Wenn es Thomas Müller gut geht, dann geht es auch dem FC Bayern gut. Diese Regel hat weiterhin Bestand, auch wenn eine andere längst außer Kraft gesetzt worden ist. Nämlich die, dass Müller immer spielt. Formuliert worden war sie einst von Louis van Gaal, dem niederländischen Feierbiest. Van Gaal ist längst Geschichte in München, Müller weiterhin die Gegenwart. Und ein bisschen noch die Zukunft. Bis 2025 wurde sein Vertrag kurz vor Weihnachten verlängert. Und das, obwohl der Müllerthomas nicht mehr erste Wahl ist, aber eben wie "die Frauenkirche zu München gehört", wie der beseelte Klubboss Herbert Hainer wissen ließ.
Dass der FC Bayern in ein ruhiges Weihnachtsfest eingetrudelt ist, mit souveränen Siegen gegen Manchester United, dem Bundesliga-Überraschungsteam VfB Stuttgart und beim VfL Wolfsburg, lässt sich an kaum einem Spieler besser erzählen, als an dem 34-Jährigen, der so gerne mehr spielen würde, seine Rolle aber ohne öffentliches Klagen akzeptiert.
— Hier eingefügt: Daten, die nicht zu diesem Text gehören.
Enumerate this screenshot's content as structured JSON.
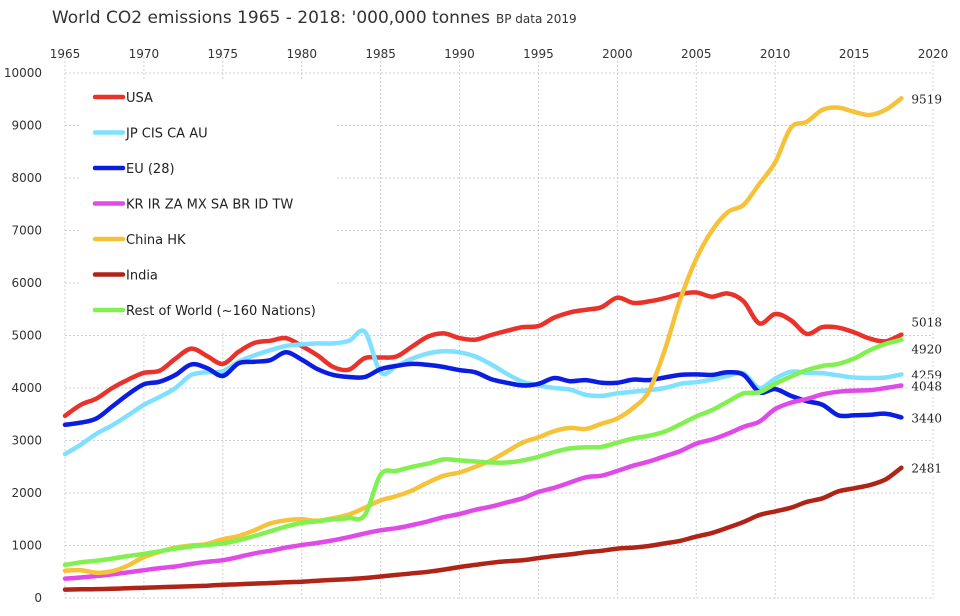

Nur vereinzelt lässt er mal anklingen, dass er seinen Trainer gerne häufiger überzeugt hätte, ihn von Beginn an spielen zu lassen. Dieser Trainer heißt Thomas Tuchel und der ist einer, der sich von öffentlichen Debatten so gar nicht treiben lässt. Sein Weg ist sein Weg, empfohlene Abbiegungen ignoriert er. Wenn er den gewählten Pfad verlässt, dann aus nur innerer Überzeugung. Dass er dabei immer wieder kleine Feuer legt, das interessiert ihn nur dann, wenn die ganz großen Löschzüge anrücken.
Im Spätsommer war es so weit, die Bosse hatten genug. Sie pfiffen Tuchel zurück, sie hatten genug von dem ständigen Klagen über den zu dünnen Kader. Selbst der wieder mächtige Patron Uli Hoeneß hatte sich vom Tegernsee gemeldet und gefunkt, dass das nicht sonderlich clever gewesen sei. Sonst aber ließen sie Tuchel machen. Und sangen ihm bei der jeder Gelegenheit eine Hymne. Der kämpfte in ganz kleinen Schritten darum, die Mannschaft widerstandsfähiger zu machen, sie besser auszubalancieren. Und er tat das zumeist ohne den mächtigen Müller.